Die Benachteiligten seien die Einsteiger und Aufsteiger, die Jungen und die Wagemutigen sowie die jungen Familien. Diese erhielten in Stuttgart keine Chance mehr. So werde auch ein Stück Zukunft verspielt. Wer die Bebauung nach außen verlagert, sollte auch gleich mitbeschließen, dass die Einfallstraßen nach Stuttgart ausgebaut werden, denn die Menschen müssten dann ja jeden Tag nach Stuttgart hineinpendeln - mit allen Folgen für die Luft.

Besonders schwerwiegend sei für seine Fraktion auch, dass die betroffenen Bürger und die Grundstückseigentümer für die bisherige Planung waren und dass mit ihnen seitens der Stadt bereits verbindliche vertragliche Vereinbarungen getroffen wurden. Die Stadt werde mit dem jetzt vorgelegten Beschluss vertragsbrüchig und verspiele das Vertrauen in eine verlässliche Stadtpolitik.
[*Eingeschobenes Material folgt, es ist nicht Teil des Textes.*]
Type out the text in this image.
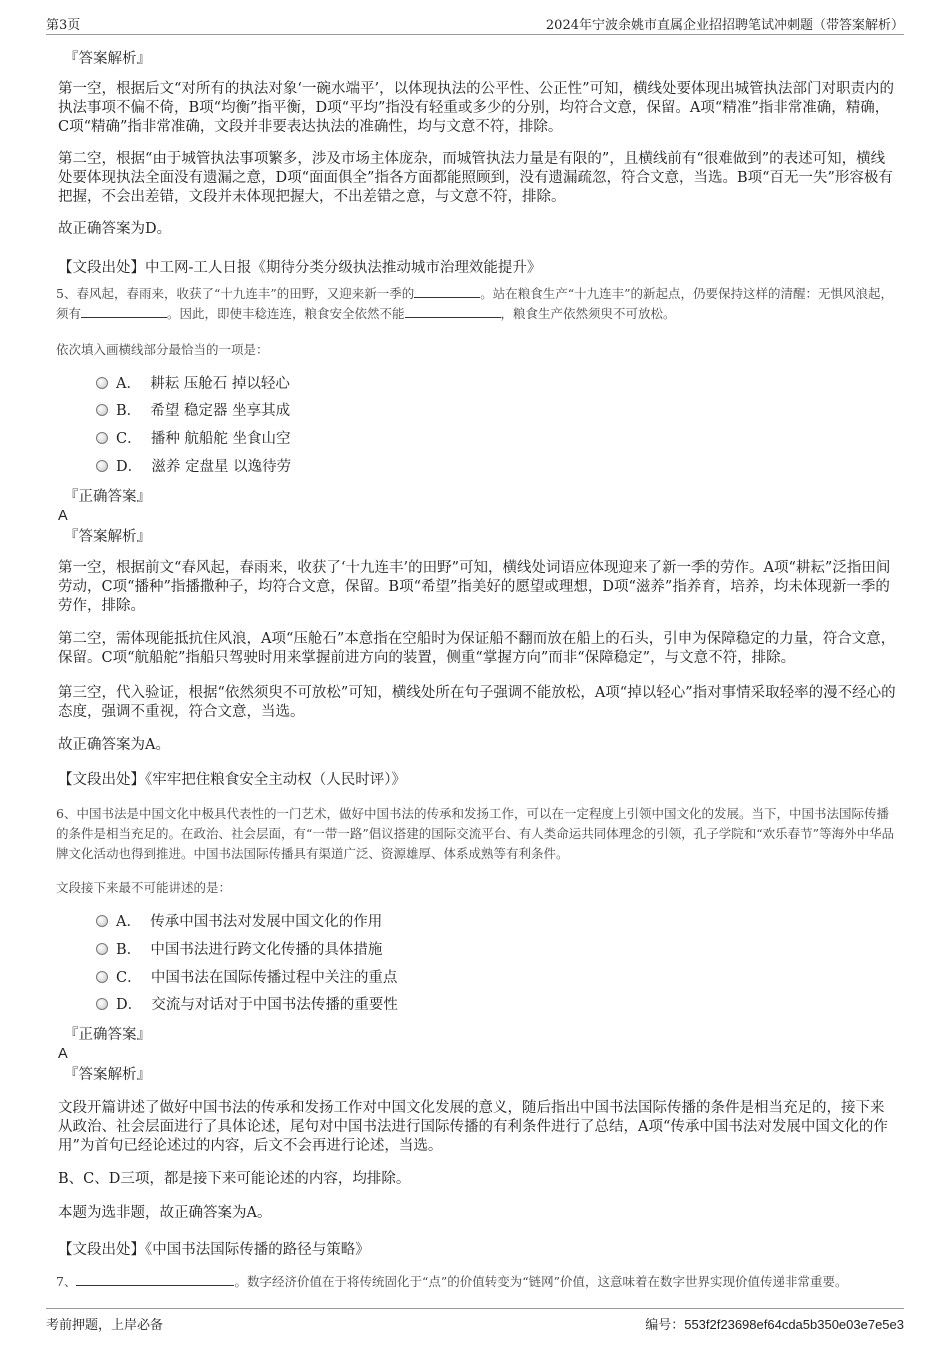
第3页	2024年宁波余姚市直属企业招招聘笔试冲刺题（带答案解析）
『答案解析』
第一空，根据后文“对所有的执法对象‘一碗水端平’，以体现执法的公平性、公正性”可知，横线处要体现出城管执法部门对职责内的执法事项不偏不倚，B项“均衡”指平衡，D项“平均”指没有轻重或多少的分别，均符合文意，保留。A项“精准”指非常准确，精确，C项“精确”指非常准确，文段并非要表达执法的准确性，均与文意不符，排除。
第二空，根据“由于城管执法事项繁多，涉及市场主体庞杂，而城管执法力量是有限的”，且横线前有“很难做到”的表述可知，横线处要体现执法全面没有遗漏之意，D项“面面俱全”指各方面都能照顾到，没有遗漏疏忽，符合文意，当选。B项“百无一失”形容极有把握，不会出差错，文段并未体现把握大，不出差错之意，与文意不符，排除。
故正确答案为D。
【文段出处】中工网-工人日报《期待分类分级执法推动城市治理效能提升》
5、春风起，春雨来，收获了“十九连丰”的田野，又迎来新一季的	。站在粮食生产“十九连丰”的新起点，仍要保持这样的清醒：无惧风浪起，须有	。因此，即使丰稔连连，粮食安全依然不能	，粮食生产依然须臾不可放松。
依次填入画横线部分最恰当的一项是：
A． 耕耘 压舱石 掉以轻心
B． 希望 稳定器 坐享其成
C． 播种 航船舵 坐食山空
D． 滋养 定盘星 以逸待劳
『正确答案』
A
『答案解析』
第一空，根据前文“春风起，春雨来，收获了‘十九连丰’的田野”可知，横线处词语应体现迎来了新一季的劳作。A项“耕耘”泛指田间劳动，C项“播种”指播撒种子，均符合文意，保留。B项“希望”指美好的愿望或理想，D项“滋养”指养育，培养，均未体现新一季的劳作，排除。
第二空，需体现能抵抗住风浪，A项“压舱石”本意指在空船时为保证船不翻而放在船上的石头，引申为保障稳定的力量，符合文意，保留。C项“航船舵”指船只驾驶时用来掌握前进方向的装置，侧重“掌握方向”而非“保障稳定”，与文意不符，排除。
第三空，代入验证，根据“依然须臾不可放松”可知，横线处所在句子强调不能放松，A项“掉以轻心”指对事情采取轻率的漫不经心的态度，强调不重视，符合文意，当选。
故正确答案为A。
【文段出处】《牢牢把住粮食安全主动权（人民时评）》
6、中国书法是中国文化中极具代表性的一门艺术，做好中国书法的传承和发扬工作，可以在一定程度上引领中国文化的发展。当下，中国书法国际传播的条件是相当充足的。在政治、社会层面，有“一带一路”倡议搭建的国际交流平台、有人类命运共同体理念的引领，孔子学院和“欢乐春节”等海外中华品牌文化活动也得到推进。中国书法国际传播具有渠道广泛、资源雄厚、体系成熟等有利条件。
文段接下来最不可能讲述的是：
A． 传承中国书法对发展中国文化的作用
B． 中国书法进行跨文化传播的具体措施
C． 中国书法在国际传播过程中关注的重点
D． 交流与对话对于中国书法传播的重要性
『正确答案』
A
『答案解析』
文段开篇讲述了做好中国书法的传承和发扬工作对中国文化发展的意义，随后指出中国书法国际传播的条件是相当充足的，接下来从政治、社会层面进行了具体论述，尾句对中国书法进行国际传播的有利条件进行了总结，A项“传承中国书法对发展中国文化的作用”为首句已经论述过的内容，后文不会再进行论述，当选。
B、C、D三项，都是接下来可能论述的内容，均排除。
本题为选非题，故正确答案为A。
【文段出处】《中国书法国际传播的路径与策略》
7、	。数字经济价值在于将传统固化于“点”的价值转变为“链网”价值，这意味着在数字世界实现价值传递非常重要。
考前押题，上岸必备	编号：553f2f23698ef64cda5b350e03e7e5e3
Außerdem werde dieser Vorgang überall Nachahmer finden, denn es sei doch klar, dass alle alteingesessenen Bewohner eines Stadtteils, die bereits in ihrem Häuschen im Grünen wohnen, sich immer gegen Veränderungen und Neuzuzüge in ihrer Nachbarschaft aussprechen werden.
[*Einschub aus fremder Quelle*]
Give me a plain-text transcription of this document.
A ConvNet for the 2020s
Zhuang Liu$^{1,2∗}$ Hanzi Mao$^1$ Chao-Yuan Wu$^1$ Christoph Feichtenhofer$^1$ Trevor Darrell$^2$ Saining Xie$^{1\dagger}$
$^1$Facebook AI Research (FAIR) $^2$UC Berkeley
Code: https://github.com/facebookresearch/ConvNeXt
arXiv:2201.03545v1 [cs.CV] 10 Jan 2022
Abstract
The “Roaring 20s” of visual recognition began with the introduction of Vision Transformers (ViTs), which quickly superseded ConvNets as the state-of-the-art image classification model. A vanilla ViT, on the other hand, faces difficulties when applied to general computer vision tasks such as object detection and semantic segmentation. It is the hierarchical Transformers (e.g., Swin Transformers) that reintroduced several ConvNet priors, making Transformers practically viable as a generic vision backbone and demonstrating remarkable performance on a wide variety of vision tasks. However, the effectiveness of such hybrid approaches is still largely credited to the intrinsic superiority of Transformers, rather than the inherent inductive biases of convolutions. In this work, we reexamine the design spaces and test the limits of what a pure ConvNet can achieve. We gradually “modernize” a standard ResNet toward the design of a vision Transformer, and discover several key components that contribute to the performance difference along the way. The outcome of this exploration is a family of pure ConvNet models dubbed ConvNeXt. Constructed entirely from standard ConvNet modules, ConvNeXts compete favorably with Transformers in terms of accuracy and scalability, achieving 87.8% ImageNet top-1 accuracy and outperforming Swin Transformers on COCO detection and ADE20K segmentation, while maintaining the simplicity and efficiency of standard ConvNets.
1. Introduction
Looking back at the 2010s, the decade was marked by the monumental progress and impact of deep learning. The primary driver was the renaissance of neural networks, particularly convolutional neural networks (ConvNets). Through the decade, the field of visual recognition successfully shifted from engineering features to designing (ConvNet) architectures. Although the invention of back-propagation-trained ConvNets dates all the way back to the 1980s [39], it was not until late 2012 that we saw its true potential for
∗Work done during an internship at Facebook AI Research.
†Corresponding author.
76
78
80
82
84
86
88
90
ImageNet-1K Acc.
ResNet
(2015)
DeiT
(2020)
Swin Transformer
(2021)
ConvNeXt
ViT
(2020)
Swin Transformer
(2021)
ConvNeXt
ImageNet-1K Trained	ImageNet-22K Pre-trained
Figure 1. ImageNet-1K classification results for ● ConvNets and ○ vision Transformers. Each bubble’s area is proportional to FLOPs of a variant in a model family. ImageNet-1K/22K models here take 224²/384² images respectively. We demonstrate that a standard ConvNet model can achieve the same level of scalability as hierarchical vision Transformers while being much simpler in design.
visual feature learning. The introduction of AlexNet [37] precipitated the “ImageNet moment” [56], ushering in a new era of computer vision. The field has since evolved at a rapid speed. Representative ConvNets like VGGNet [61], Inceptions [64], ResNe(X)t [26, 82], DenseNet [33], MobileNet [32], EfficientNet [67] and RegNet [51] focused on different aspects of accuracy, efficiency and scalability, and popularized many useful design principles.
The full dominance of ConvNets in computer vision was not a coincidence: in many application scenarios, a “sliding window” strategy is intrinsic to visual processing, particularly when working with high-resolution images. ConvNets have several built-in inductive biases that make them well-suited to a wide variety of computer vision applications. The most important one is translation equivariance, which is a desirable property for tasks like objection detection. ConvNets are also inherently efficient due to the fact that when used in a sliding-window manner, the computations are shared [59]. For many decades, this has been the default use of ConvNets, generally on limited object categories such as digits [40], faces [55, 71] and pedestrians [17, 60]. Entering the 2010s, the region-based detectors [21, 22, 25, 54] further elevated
StR Lieberwirth (REP) erklärt, seine Gruppierung sei von Anfang an gegen die Bebauung am Rohrer Weg gewesen, und zwar nicht nur aus klimatologischen Gründen, sondern auch, weil es sich um ein Naherholungsgebiet für die Menschen in den Stadtbezirken Möhringen und Vaihingen handle. Da die Versiegelung im Stuttgarter Raum in den letzten 60 Jahren enorm zugenommen habe, sei die Vorlage ein guter Beitrag, um diese Entwicklung zu stoppen.
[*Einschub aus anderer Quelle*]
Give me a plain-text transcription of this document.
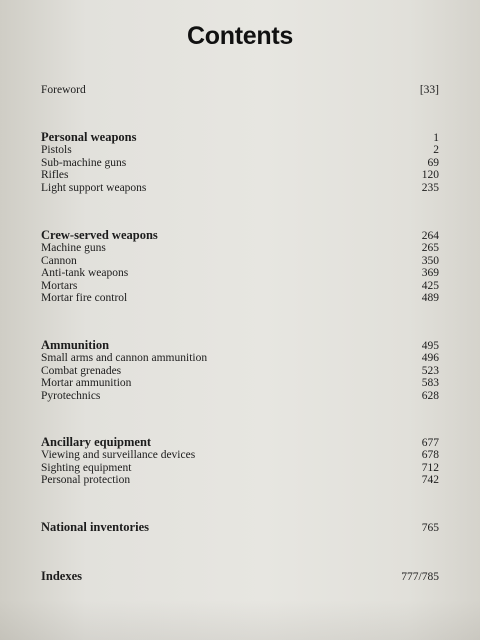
Contents
Foreword	[33]
Personal weapons	1
Pistols	2
Sub-machine guns	69
Rifles	120
Light support weapons	235
Crew-served weapons	264
Machine guns	265
Cannon	350
Anti-tank weapons	369
Mortars	425
Mortar fire control	489
Ammunition	495
Small arms and cannon ammunition	496
Combat grenades	523
Mortar ammunition	583
Pyrotechnics	628
Ancillary equipment	677
Viewing and surveillance devices	678
Sighting equipment	712
Personal protection	742
National inventories	765
Indexes	777/785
StRin Küstler (PDS) begrüßt die neue Planung, da so die besondere Wirtschafts- und Kulturform der Streuobstwiesen auch für die nachkommenden Generationen erhalten bleibe. Sie schätze die Arbeit der Bürgerinitiative hoch und unterstütze ihr Anliegen. Der Vorlage werde sie daher zustimmen.

Abschließend weist OB Dr. Schuster darauf hin, dass zu Ziffer 5 des Beschlussantrags noch eine eigene Vorlage erarbeitet werde, und zwar im Zusammenhang mit dem bisherigen Landschaftsschutzgebiet "Glemswald" sowie der möglichen Entwicklung eines Filderparks.


Abschließend stellt OB Dr. Schuster fest:

Der Gemeinderat beschließt bei 9 Nein-Stimmen mehrheitlich wie beantragt.